The Financial Times revealed last month that Deutsche Bank cleared almost €6m funds for Jho Low, the Malaysian businessman who is facing corruption allegations related to the 1MDB scandal, before he bought a house and new nationality in Cyprus under that country’s “golden passport” scheme. The FT said that the payment was made on June 24, 2015 from Low’s Swiss account at Abu Dhabi-owned Falcon Bank to the Bank of Cyprus. It is alleged that Low was instrumental in stripping huge amounts of money out of Malaysia’s 1MDB state investment fund and he is still facing US criminal indictment. It was unsealed in 2018 accusing Low of conspiring with others to misappropriate more than $2.7bn from 1MDB. Under a separate financial settlement with the US government last year, Low agreed to forfeit assets including a Bombardier jet, high-end real estate in London, New York and Los Angeles, and a “luxury boutique hotel” in Beverly Hills. He admitted no wrongdoing.
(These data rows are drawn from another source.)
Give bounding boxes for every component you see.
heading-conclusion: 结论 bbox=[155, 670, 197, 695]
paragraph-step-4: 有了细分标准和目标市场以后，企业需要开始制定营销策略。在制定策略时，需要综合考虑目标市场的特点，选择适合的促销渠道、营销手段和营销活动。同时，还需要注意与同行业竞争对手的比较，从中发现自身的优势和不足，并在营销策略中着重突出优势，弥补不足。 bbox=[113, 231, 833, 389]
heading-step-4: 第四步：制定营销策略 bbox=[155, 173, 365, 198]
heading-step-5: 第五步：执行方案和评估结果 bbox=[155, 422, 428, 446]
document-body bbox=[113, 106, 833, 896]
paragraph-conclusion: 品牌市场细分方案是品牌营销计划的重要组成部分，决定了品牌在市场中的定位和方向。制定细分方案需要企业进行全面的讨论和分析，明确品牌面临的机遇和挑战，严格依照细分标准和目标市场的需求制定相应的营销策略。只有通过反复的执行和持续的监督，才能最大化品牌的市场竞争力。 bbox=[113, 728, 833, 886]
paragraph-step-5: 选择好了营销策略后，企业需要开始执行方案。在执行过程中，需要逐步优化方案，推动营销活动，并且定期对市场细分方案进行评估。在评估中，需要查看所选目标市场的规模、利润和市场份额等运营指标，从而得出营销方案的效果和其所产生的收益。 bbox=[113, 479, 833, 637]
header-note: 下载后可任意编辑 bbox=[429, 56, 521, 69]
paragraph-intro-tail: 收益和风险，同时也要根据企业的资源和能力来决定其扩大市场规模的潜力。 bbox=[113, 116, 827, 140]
Low bought a €5m house in the holiday resort of Ayia Napa and went to Nicosia in September 2015 to get his Cypriot passport, using a government scheme that offered citizenship to foreigners who invested in property. Low also gave €300,000 to a theological school in Cyprus.
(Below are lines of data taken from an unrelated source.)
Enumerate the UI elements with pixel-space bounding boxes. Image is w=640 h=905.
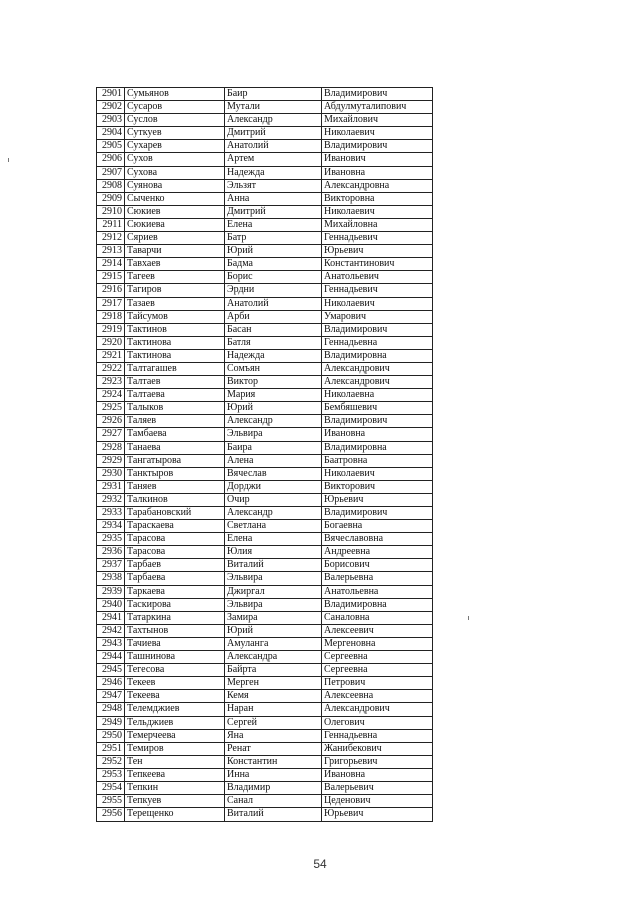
patronymic-cell: Александровна <box>324 179 390 191</box>
first-name-cell: Артем <box>225 153 322 165</box>
table-row <box>97 586 432 599</box>
table-row <box>97 88 432 101</box>
first-name-cell: Надежда <box>225 167 322 179</box>
table-row <box>97 415 432 428</box>
row-number-cell: 2944 <box>97 651 125 663</box>
table-row <box>97 546 432 559</box>
row-number-cell: 2955 <box>97 795 125 807</box>
table-row <box>97 114 432 127</box>
patronymic-cell: Саналовна <box>324 611 370 623</box>
names-table <box>96 87 433 822</box>
table-row <box>97 690 432 703</box>
first-name-cell: Ренат <box>225 743 322 755</box>
table-row <box>97 743 432 756</box>
patronymic-cell: Михайловна <box>324 218 378 230</box>
first-name-cell: Анна <box>225 193 322 205</box>
table-row <box>97 612 432 625</box>
last-name-cell: Текеев <box>125 677 225 689</box>
table-row <box>97 507 432 520</box>
patronymic-cell: Мергеновна <box>324 637 376 649</box>
last-name-cell: Суслов <box>125 114 225 126</box>
table-row <box>97 808 432 821</box>
table-row <box>97 363 432 376</box>
patronymic-cell: Богаевна <box>324 520 363 532</box>
patronymic-cell: Владимирович <box>324 88 388 99</box>
first-name-cell: Юрий <box>225 245 322 257</box>
table-row <box>97 638 432 651</box>
first-name-cell: Константин <box>225 756 322 768</box>
table-row <box>97 193 432 206</box>
last-name-cell: Ташнинова <box>125 651 225 663</box>
first-name-cell: Арби <box>225 311 322 323</box>
first-name-cell: Виктор <box>225 376 322 388</box>
table-row <box>97 703 432 716</box>
patronymic-cell: Ивановна <box>324 428 366 440</box>
first-name-cell: Анатолий <box>225 298 322 310</box>
patronymic-cell: Григорьевич <box>324 755 378 767</box>
row-number-cell: 2940 <box>97 599 125 611</box>
last-name-cell: Текеева <box>125 690 225 702</box>
patronymic-cell: Баатровна <box>324 454 368 466</box>
first-name-cell: Сомъян <box>225 363 322 375</box>
last-name-cell: Сяриев <box>125 232 225 244</box>
patronymic-cell: Владимирович <box>324 323 388 335</box>
row-number-cell: 2925 <box>97 402 125 414</box>
patronymic-cell: Валерьевич <box>324 781 374 793</box>
last-name-cell: Тепкин <box>125 782 225 794</box>
table-row <box>97 481 432 494</box>
patronymic-cell: Ивановна <box>324 166 366 178</box>
patronymic-cell: Андреевна <box>324 546 371 558</box>
last-name-cell: Таркаева <box>125 586 225 598</box>
table-row <box>97 402 432 415</box>
row-number-cell: 2923 <box>97 376 125 388</box>
last-name-cell: Тактинова <box>125 350 225 362</box>
row-number-cell: 2953 <box>97 769 125 781</box>
first-name-cell: Юлия <box>225 546 322 558</box>
patronymic-cell: Викторович <box>324 480 376 492</box>
first-name-cell: Замира <box>225 612 322 624</box>
last-name-cell: Тепкеева <box>125 769 225 781</box>
last-name-cell: Суянова <box>125 180 225 192</box>
last-name-cell: Тепкуев <box>125 795 225 807</box>
table-row <box>97 442 432 455</box>
last-name-cell: Сумьянов <box>125 88 225 100</box>
last-name-cell: Татаркина <box>125 612 225 624</box>
last-name-cell: Сухова <box>125 167 225 179</box>
patronymic-cell: Борисович <box>324 559 370 571</box>
patronymic-cell: Вячеславовна <box>324 533 384 545</box>
table-row <box>97 572 432 585</box>
last-name-cell: Тангатырова <box>125 455 225 467</box>
row-number-cell: 2951 <box>97 743 125 755</box>
last-name-cell: Тарбаев <box>125 559 225 571</box>
row-number-cell: 2932 <box>97 494 125 506</box>
patronymic-cell: Александрович <box>324 703 390 715</box>
row-number-cell: 2938 <box>97 572 125 584</box>
first-name-cell: Эрдни <box>225 284 322 296</box>
first-name-cell: Елена <box>225 533 322 545</box>
table-row <box>97 219 432 232</box>
last-name-cell: Тен <box>125 756 225 768</box>
table-row <box>97 284 432 297</box>
row-number-cell: 2914 <box>97 258 125 270</box>
table-row <box>97 389 432 402</box>
row-number-cell: 2941 <box>97 612 125 624</box>
patronymic-cell: Владимирович <box>324 415 388 427</box>
table-row <box>97 140 432 153</box>
row-number-cell: 2905 <box>97 140 125 152</box>
table-row <box>97 455 432 468</box>
table-row <box>97 298 432 311</box>
first-name-cell: Санал <box>225 795 322 807</box>
patronymic-cell: Алексеевна <box>324 690 374 702</box>
table-row <box>97 795 432 808</box>
table-row <box>97 651 432 664</box>
last-name-cell: Сюкиева <box>125 219 225 231</box>
row-number-cell: 2927 <box>97 428 125 440</box>
row-number-cell: 2917 <box>97 298 125 310</box>
table-row <box>97 625 432 638</box>
table-row <box>97 769 432 782</box>
patronymic-cell: Владимировна <box>324 598 387 610</box>
first-name-cell: Дмитрий <box>225 206 322 218</box>
row-number-cell: 2907 <box>97 167 125 179</box>
row-number-cell: 2909 <box>97 193 125 205</box>
row-number-cell: 2929 <box>97 455 125 467</box>
patronymic-cell: Олегович <box>324 716 365 728</box>
last-name-cell: Тайсумов <box>125 311 225 323</box>
patronymic-cell: Иванович <box>324 153 366 165</box>
page-number: 54 <box>313 857 327 871</box>
row-number-cell: 2934 <box>97 520 125 532</box>
first-name-cell: Александра <box>225 651 322 663</box>
table-row <box>97 599 432 612</box>
row-number-cell: 2952 <box>97 756 125 768</box>
patronymic-cell: Абдулмуталипович <box>324 101 407 113</box>
last-name-cell: Тараскаева <box>125 520 225 532</box>
table-row <box>97 350 432 363</box>
table-row <box>97 324 432 337</box>
first-name-cell: Джиргал <box>225 586 322 598</box>
last-name-cell: Танаева <box>125 442 225 454</box>
patronymic-cell: Бембяшевич <box>324 402 378 414</box>
patronymic-cell: Анатольевна <box>324 585 379 597</box>
scan-mark-left <box>8 158 9 162</box>
table-row <box>97 520 432 533</box>
patronymic-cell: Юрьевич <box>324 493 364 505</box>
first-name-cell: Мутали <box>225 101 322 113</box>
first-name-cell: Александр <box>225 415 322 427</box>
row-number-cell: 2935 <box>97 533 125 545</box>
patronymic-cell: Владимировна <box>324 441 387 453</box>
patronymic-cell: Николаевич <box>324 467 375 479</box>
patronymic-cell: Сергеевна <box>324 651 368 663</box>
patronymic-cell: Владимирович <box>324 140 388 152</box>
table-row <box>97 232 432 245</box>
table-row <box>97 468 432 481</box>
last-name-cell: Тагеев <box>125 271 225 283</box>
patronymic-cell: Цеденович <box>324 795 371 807</box>
last-name-cell: Тачиева <box>125 638 225 650</box>
row-number-cell: 2930 <box>97 468 125 480</box>
patronymic-cell: Николаевна <box>324 389 375 401</box>
patronymic-cell: Сергеевна <box>324 664 368 676</box>
row-number-cell: 2912 <box>97 232 125 244</box>
last-name-cell: Сыченко <box>125 193 225 205</box>
first-name-cell: Борис <box>225 271 322 283</box>
first-name-cell: Мерген <box>225 677 322 689</box>
row-number-cell: 2948 <box>97 703 125 715</box>
last-name-cell: Таварчи <box>125 245 225 257</box>
last-name-cell: Тарбаева <box>125 572 225 584</box>
first-name-cell: Дмитрий <box>225 127 322 139</box>
first-name-cell: Виталий <box>225 559 322 571</box>
first-name-cell: Юрий <box>225 625 322 637</box>
last-name-cell: Таняев <box>125 481 225 493</box>
first-name-cell: Эльвира <box>225 572 322 584</box>
patronymic-cell: Петрович <box>324 677 366 689</box>
patronymic-cell: Геннадьевич <box>324 232 378 244</box>
patronymic-cell: Ивановна <box>324 768 366 780</box>
row-number-cell: 2950 <box>97 730 125 742</box>
row-number-cell: 2922 <box>97 363 125 375</box>
table-row <box>97 376 432 389</box>
first-name-cell: Амуланга <box>225 638 322 650</box>
patronymic-cell: Жанибекович <box>324 742 382 754</box>
table-row <box>97 311 432 324</box>
row-number-cell: 2901 <box>97 88 125 100</box>
table-row <box>97 153 432 166</box>
table-row <box>97 258 432 271</box>
table-row <box>97 494 432 507</box>
last-name-cell: Тактинов <box>125 324 225 336</box>
table-row <box>97 180 432 193</box>
table-row <box>97 337 432 350</box>
table-row <box>97 245 432 258</box>
row-number-cell: 2942 <box>97 625 125 637</box>
last-name-cell: Тамбаева <box>125 428 225 440</box>
row-number-cell: 2908 <box>97 180 125 192</box>
row-number-cell: 2947 <box>97 690 125 702</box>
first-name-cell: Басан <box>225 324 322 336</box>
row-number-cell: 2926 <box>97 415 125 427</box>
last-name-cell: Талкинов <box>125 494 225 506</box>
last-name-cell: Тарасова <box>125 533 225 545</box>
patronymic-cell: Николаевич <box>324 297 375 309</box>
last-name-cell: Темерчеева <box>125 730 225 742</box>
first-name-cell: Наран <box>225 703 322 715</box>
first-name-cell: Очир <box>225 494 322 506</box>
first-name-cell: Инна <box>225 769 322 781</box>
last-name-cell: Талтагашев <box>125 363 225 375</box>
scan-mark-right <box>468 616 469 620</box>
table-row <box>97 782 432 795</box>
patronymic-cell: Владимировна <box>324 349 387 361</box>
table-row <box>97 677 432 690</box>
first-name-cell: Надежда <box>225 350 322 362</box>
first-name-cell: Бадма <box>225 258 322 270</box>
table-row <box>97 533 432 546</box>
patronymic-cell: Анатольевич <box>324 271 379 283</box>
table-row <box>97 664 432 677</box>
row-number-cell: 2906 <box>97 153 125 165</box>
last-name-cell: Темиров <box>125 743 225 755</box>
last-name-cell: Тавхаев <box>125 258 225 270</box>
patronymic-cell: Юрьевич <box>324 245 364 257</box>
first-name-cell: Байрта <box>225 664 322 676</box>
row-number-cell: 2915 <box>97 271 125 283</box>
first-name-cell: Эльвира <box>225 428 322 440</box>
row-number-cell: 2946 <box>97 677 125 689</box>
table-row <box>97 206 432 219</box>
first-name-cell: Вячеслав <box>225 468 322 480</box>
row-number-cell: 2910 <box>97 206 125 218</box>
patronymic-cell: Геннадьевич <box>324 284 378 296</box>
first-name-cell: Александр <box>225 114 322 126</box>
row-number-cell: 2949 <box>97 717 125 729</box>
row-number-cell: 2902 <box>97 101 125 113</box>
table-row <box>97 730 432 743</box>
last-name-cell: Тахтынов <box>125 625 225 637</box>
row-number-cell: 2933 <box>97 507 125 519</box>
last-name-cell: Тазаев <box>125 298 225 310</box>
row-number-cell: 2924 <box>97 389 125 401</box>
last-name-cell: Сухов <box>125 153 225 165</box>
patronymic-cell: Викторовна <box>324 192 375 204</box>
row-number-cell: 2954 <box>97 782 125 794</box>
patronymic-cell: Николаевич <box>324 205 375 217</box>
first-name-cell: Эльвира <box>225 599 322 611</box>
row-number-cell: 2936 <box>97 546 125 558</box>
first-name-cell: Светлана <box>225 520 322 532</box>
last-name-cell: Тарасова <box>125 546 225 558</box>
first-name-cell: Владимир <box>225 782 322 794</box>
row-number-cell: 2920 <box>97 337 125 349</box>
row-number-cell: 2916 <box>97 284 125 296</box>
last-name-cell: Сюкиев <box>125 206 225 218</box>
patronymic-cell: Умарович <box>324 310 367 322</box>
row-number-cell: 2918 <box>97 311 125 323</box>
row-number-cell: 2931 <box>97 481 125 493</box>
last-name-cell: Сухарев <box>125 140 225 152</box>
first-name-cell: Мария <box>225 389 322 401</box>
first-name-cell: Дорджи <box>225 481 322 493</box>
first-name-cell: Юрий <box>225 402 322 414</box>
last-name-cell: Тактинова <box>125 337 225 349</box>
row-number-cell: 2919 <box>97 324 125 336</box>
last-name-cell: Танктыров <box>125 468 225 480</box>
last-name-cell: Талыков <box>125 402 225 414</box>
patronymic-cell: Владимирович <box>324 507 388 518</box>
first-name-cell: Анатолий <box>225 140 322 152</box>
last-name-cell: Талтаев <box>125 376 225 388</box>
last-name-cell: Тельджиев <box>125 717 225 729</box>
first-name-cell: Сергей <box>225 717 322 729</box>
patronymic-cell: Геннадьевна <box>324 729 378 741</box>
patronymic-cell: Юрьевич <box>324 808 364 820</box>
table-row <box>97 127 432 140</box>
table-row <box>97 559 432 572</box>
first-name-cell: Виталий <box>225 808 322 821</box>
patronymic-cell: Михайлович <box>324 114 378 126</box>
last-name-cell: Тарабановский <box>125 507 225 519</box>
first-name-cell: Алена <box>225 455 322 467</box>
row-number-cell: 2945 <box>97 664 125 676</box>
row-number-cell: 2911 <box>97 219 125 231</box>
last-name-cell: Телемджиев <box>125 703 225 715</box>
last-name-cell: Суткуев <box>125 127 225 139</box>
last-name-cell: Сусаров <box>125 101 225 113</box>
patronymic-cell: Алексеевич <box>324 624 374 636</box>
patronymic-cell: Константинович <box>324 258 395 270</box>
last-name-cell: Тегесова <box>125 664 225 676</box>
row-number-cell: 2937 <box>97 559 125 571</box>
first-name-cell: Батля <box>225 337 322 349</box>
last-name-cell: Тагиров <box>125 284 225 296</box>
first-name-cell: Елена <box>225 219 322 231</box>
patronymic-cell: Валерьевна <box>324 572 374 584</box>
table-row <box>97 717 432 730</box>
last-name-cell: Таскирова <box>125 599 225 611</box>
first-name-cell: Яна <box>225 730 322 742</box>
first-name-cell: Баир <box>225 88 322 100</box>
row-number-cell: 2913 <box>97 245 125 257</box>
patronymic-cell: Александрович <box>324 376 390 388</box>
patronymic-cell: Николаевич <box>324 127 375 139</box>
patronymic-cell: Геннадьевна <box>324 336 378 348</box>
table-row <box>97 167 432 180</box>
first-name-cell: Эльзят <box>225 180 322 192</box>
row-number-cell: 2928 <box>97 442 125 454</box>
last-name-cell: Таляев <box>125 415 225 427</box>
table-row <box>97 101 432 114</box>
first-name-cell: Александр <box>225 507 322 519</box>
first-name-cell: Баира <box>225 442 322 454</box>
first-name-cell: Батр <box>225 232 322 244</box>
row-number-cell: 2903 <box>97 114 125 126</box>
table-row <box>97 756 432 769</box>
row-number-cell: 2921 <box>97 350 125 362</box>
row-number-cell: 2939 <box>97 586 125 598</box>
table-row <box>97 271 432 284</box>
row-number-cell: 2943 <box>97 638 125 650</box>
row-number-cell: 2904 <box>97 127 125 139</box>
first-name-cell: Кемя <box>225 690 322 702</box>
patronymic-cell: Александрович <box>324 362 390 374</box>
table-row <box>97 428 432 441</box>
last-name-cell: Талтаева <box>125 389 225 401</box>
last-name-cell: Терещенко <box>125 808 225 821</box>
row-number-cell: 2956 <box>97 808 125 821</box>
This all took place months after the investigative website, Sarawak Report, published a lengthy article alleging Low was pivotal to the misappropriation of more than $700m from 1MDB for a business joint venture. Low denies the allegations.
Bank of Cyprus reported transactions involving Low later in 2015 to Mokas, the Cypriot body responsible for combating money laundering.
Correspondent banking has long been at the mercy of potentially suspicious international money transfers and has always been the subject of contention as global anti-money laundering regulation has become more stringent. Deutsche has pulled out of some regions, such as Cyprus, where it used to offer correspondent banking service.
Deutsche had limited anti-money-laundering responsibilities in the Cyprus transfer involving Low, who was not its client. Correspondent banks are required to monitor their business partners’ transactions “with a view to detecting any changes in the respondent institution’s risk profile or implementation of risk mitigation measures”, according to a guideline from the Financial Action Task Force. Abu Dhabi’s Falcon Bank received $3.8bn in cross-border payments between 2012 and 2015 involving accounts held by offshore-companies linked to the 1MDB scandal, according to an investigation published in 2016 by the Swiss regulator Finma. It also found the bank had a “young Malaysian businessman with links to individuals in Malaysian government circles” among its clients. The unnamed individual acquired $135m in assets “in an extremely short period of time” and later received $1.2bn in payments to his account.